Tuesday, May 25, 2010

Advent

I came across this word "adventitious" recently. It means "accidental" or "fortuitous." But it has a deeper sense. We make choices as we move along in the complexities of life and sometimes the choices we make connect with other events around us in a way that make possible things we could not have imagined.

Most of what we do, I suppose, we hope is intentional. But, if we're honest with ourselves, the choices we make often connect with things beyond our control. We try to head off in a direction that makes sense to us, only to discover that other forces larger than we are at work. It could be chaos. Or it could be a divine design that we might trust if we just relax.
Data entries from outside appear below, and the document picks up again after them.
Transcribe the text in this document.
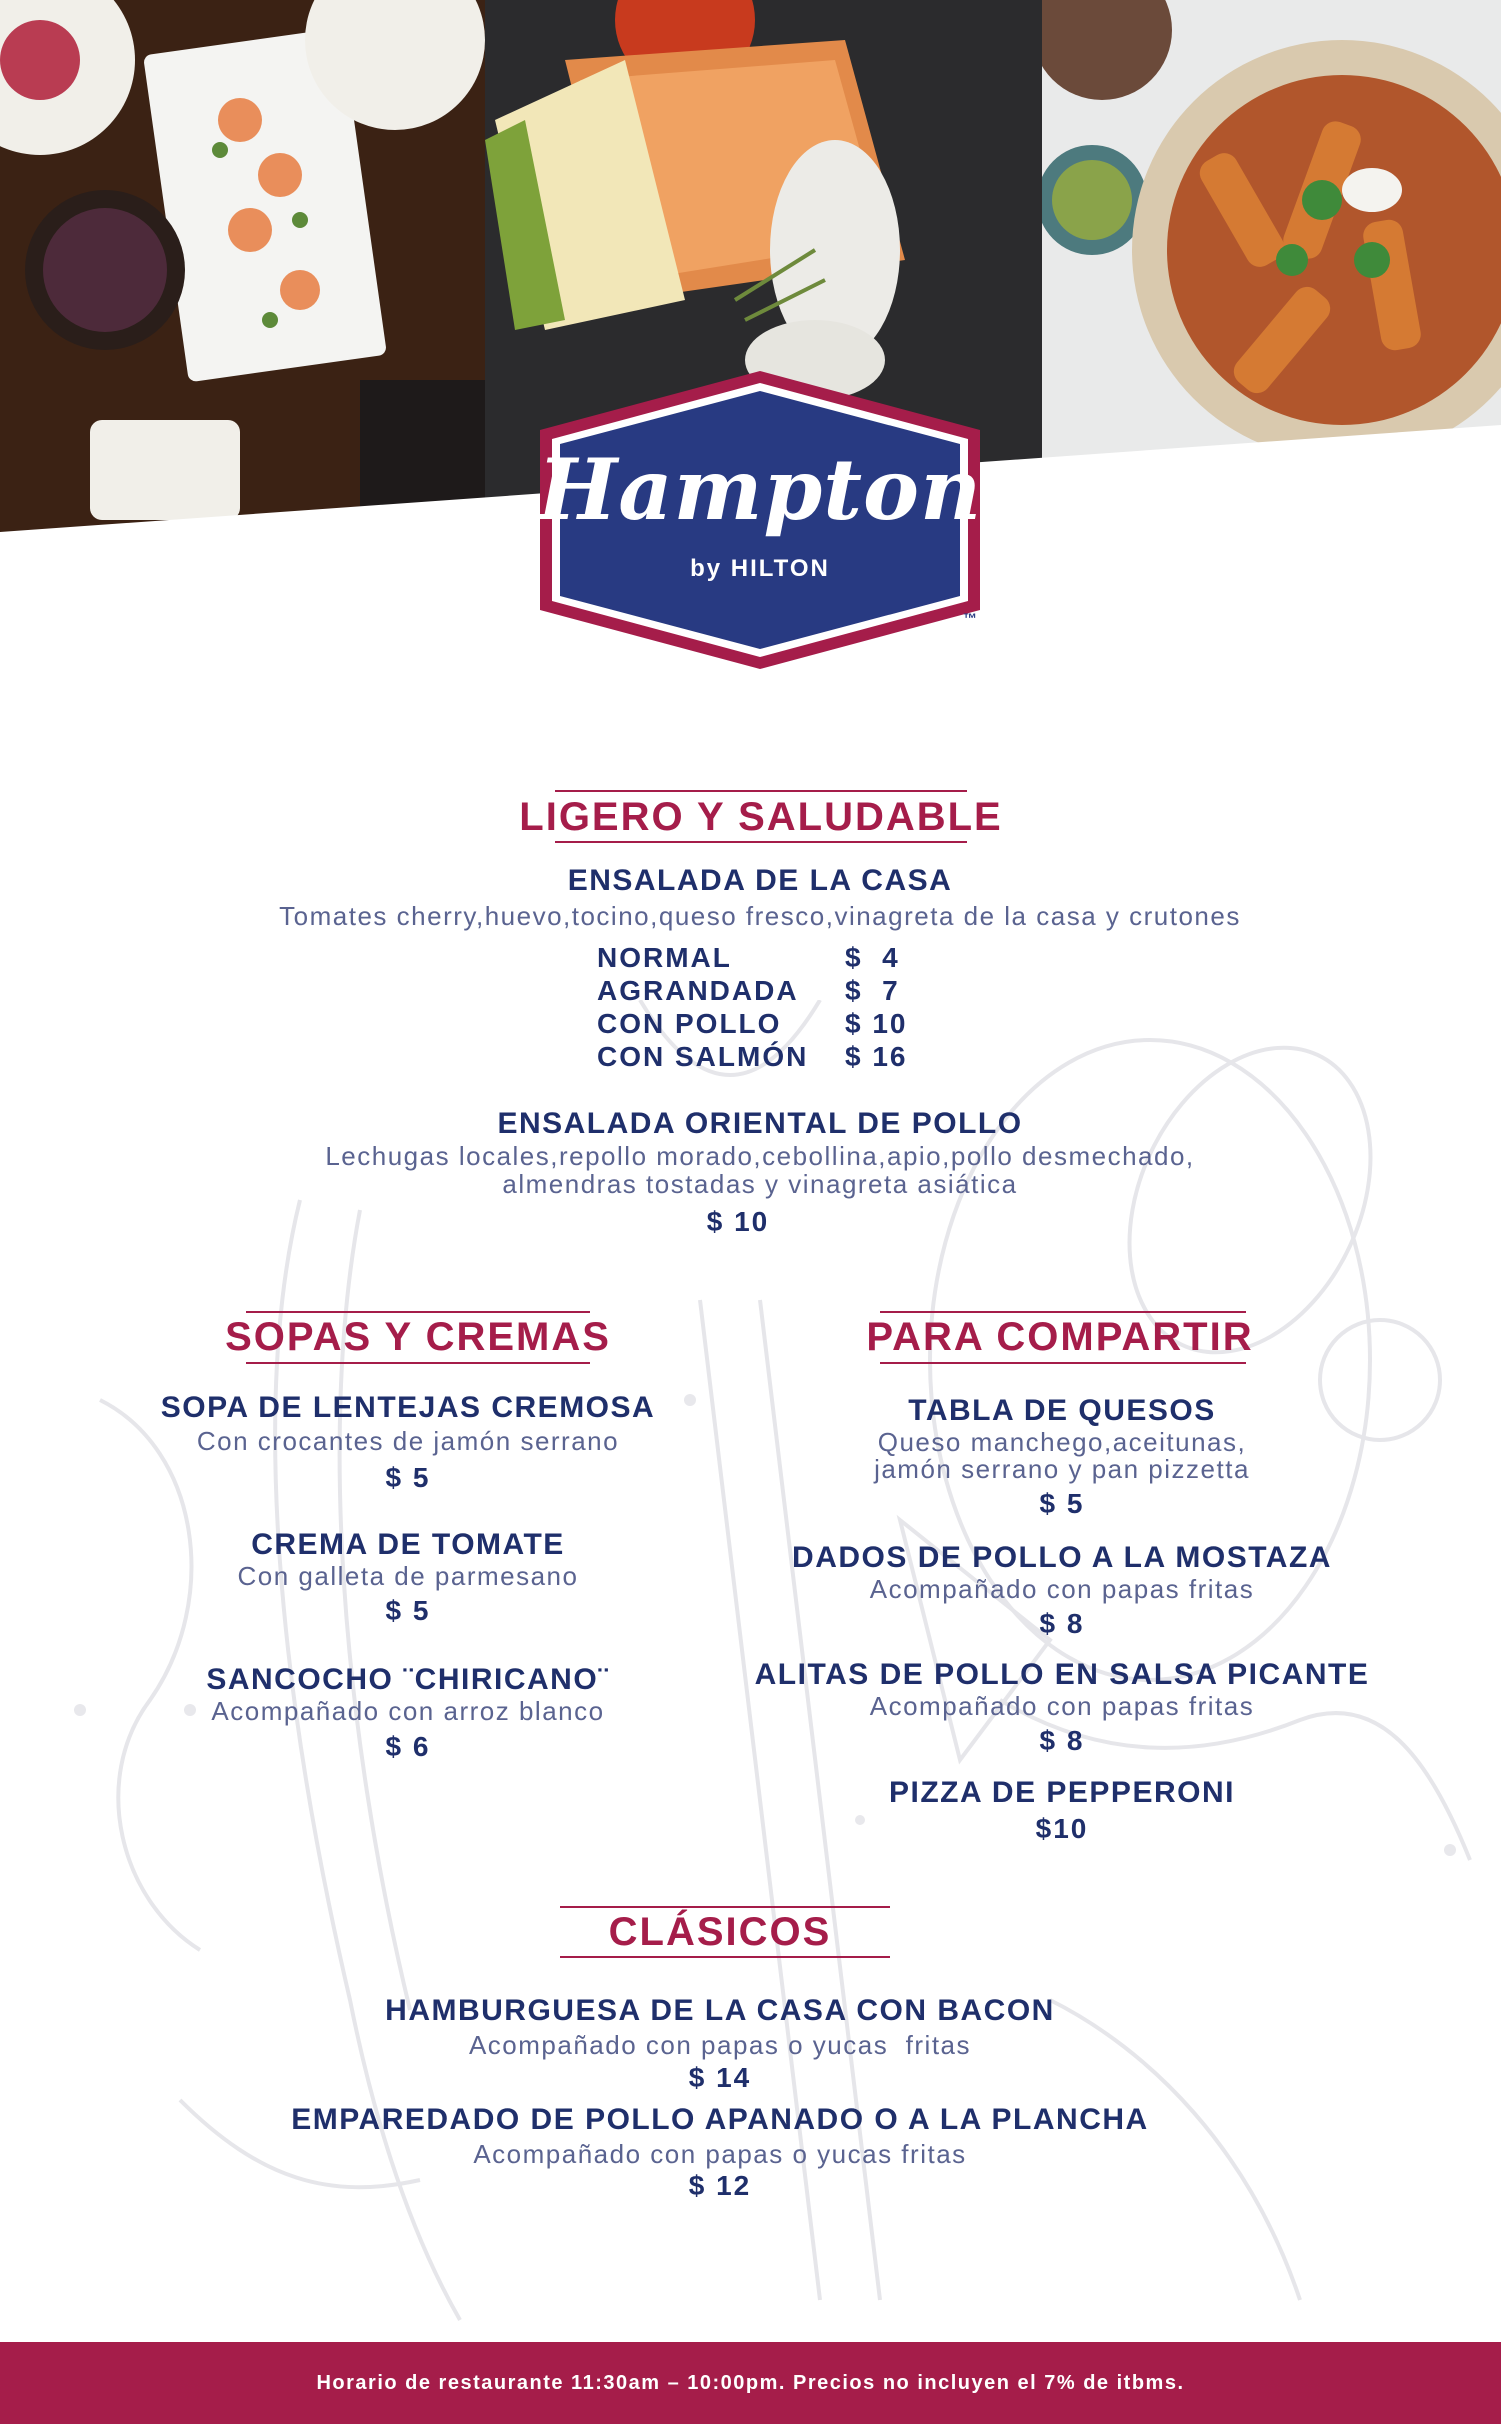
Hampton
by HILTON
™
LIGERO Y SALUDABLE
ENSALADA DE LA CASA
Tomates cherry,huevo,tocino,queso fresco,vinagreta de la casa y crutones
NORMAL	$  4
AGRANDADA	$  7
CON POLLO	$ 10
CON SALMÓN	$ 16
ENSALADA ORIENTAL DE POLLO
Lechugas locales,repollo morado,cebollina,apio,pollo desmechado,
almendras tostadas y vinagreta asiática
$ 10
SOPAS Y CREMAS
SOPA DE LENTEJAS CREMOSA
Con crocantes de jamón serrano
$ 5
CREMA DE TOMATE
Con galleta de parmesano
$ 5
SANCOCHO ¨CHIRICANO¨
Acompañado con arroz blanco
$ 6
PARA COMPARTIR
TABLA DE QUESOS
Queso manchego,aceitunas,
jamón serrano y pan pizzetta
$ 5
DADOS DE POLLO A LA MOSTAZA
Acompañado con papas fritas
$ 8
ALITAS DE POLLO EN SALSA PICANTE
Acompañado con papas fritas
$ 8
PIZZA DE PEPPERONI
$10
CLÁSICOS
HAMBURGUESA DE LA CASA CON BACON
Acompañado con papas o yucas  fritas
$ 14
EMPAREDADO DE POLLO APANADO O A LA PLANCHA
Acompañado con papas o yucas fritas
$ 12
Horario de restaurante 11:30am – 10:00pm. Precios no incluyen el 7% de itbms.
The root word for adventitious is advent, of course. And advent means the "coming or arrival, especially of something extremely important" like the advent of the computer or the advent of peace. Usually, but not always, this coming is a surprise. It's like riding a roller coaster. Something's coming over the next peak, but you're not always sure what it might be.

Advent is one of those words rooted in language that is deeper than all current languages. The Indo-European languages share this word meaning "to come." Advent in the Christian tradition is the season of the Church year in which we wait for Jesus to "come" as a child in our midst. The four Sundays prior to Christmas day are the Sundays of Advent. In the romance languages (French, Italian and Spanish) the root word is "ven" as in adventure, souvenir, avenue, circumvent, convention, covenant, intervene, invent, prevent, revenue or the Old French bien venu which means, welcome.

Welcome comes to English via the Germanic languages (English, Dutch, German, Scandinavian). Welcome means a "desireable guest" from wel which means desireable or pleasurable and komen which means "Guest" or "he who comes." Welcome the one who comes no matter who he or she might be.

The strange season of Advent is all about welcoming the stranger. For, as it is written, welcoming strangers may be about entertaining angels unawares (Hebrews 13:2)

A lesson we all learned during our exile after the fire was that we were welcomed by so many without conditions. In turn, we have done a bit of welcoming. A Latino church is now a part of our fellowship. La Viña del Señor is a new church in the Wisconsin Conference led by Mario Navarro. They've been with us for a year and a half worshipping on Sunday afternoons. Already they have moved from strangers to angels.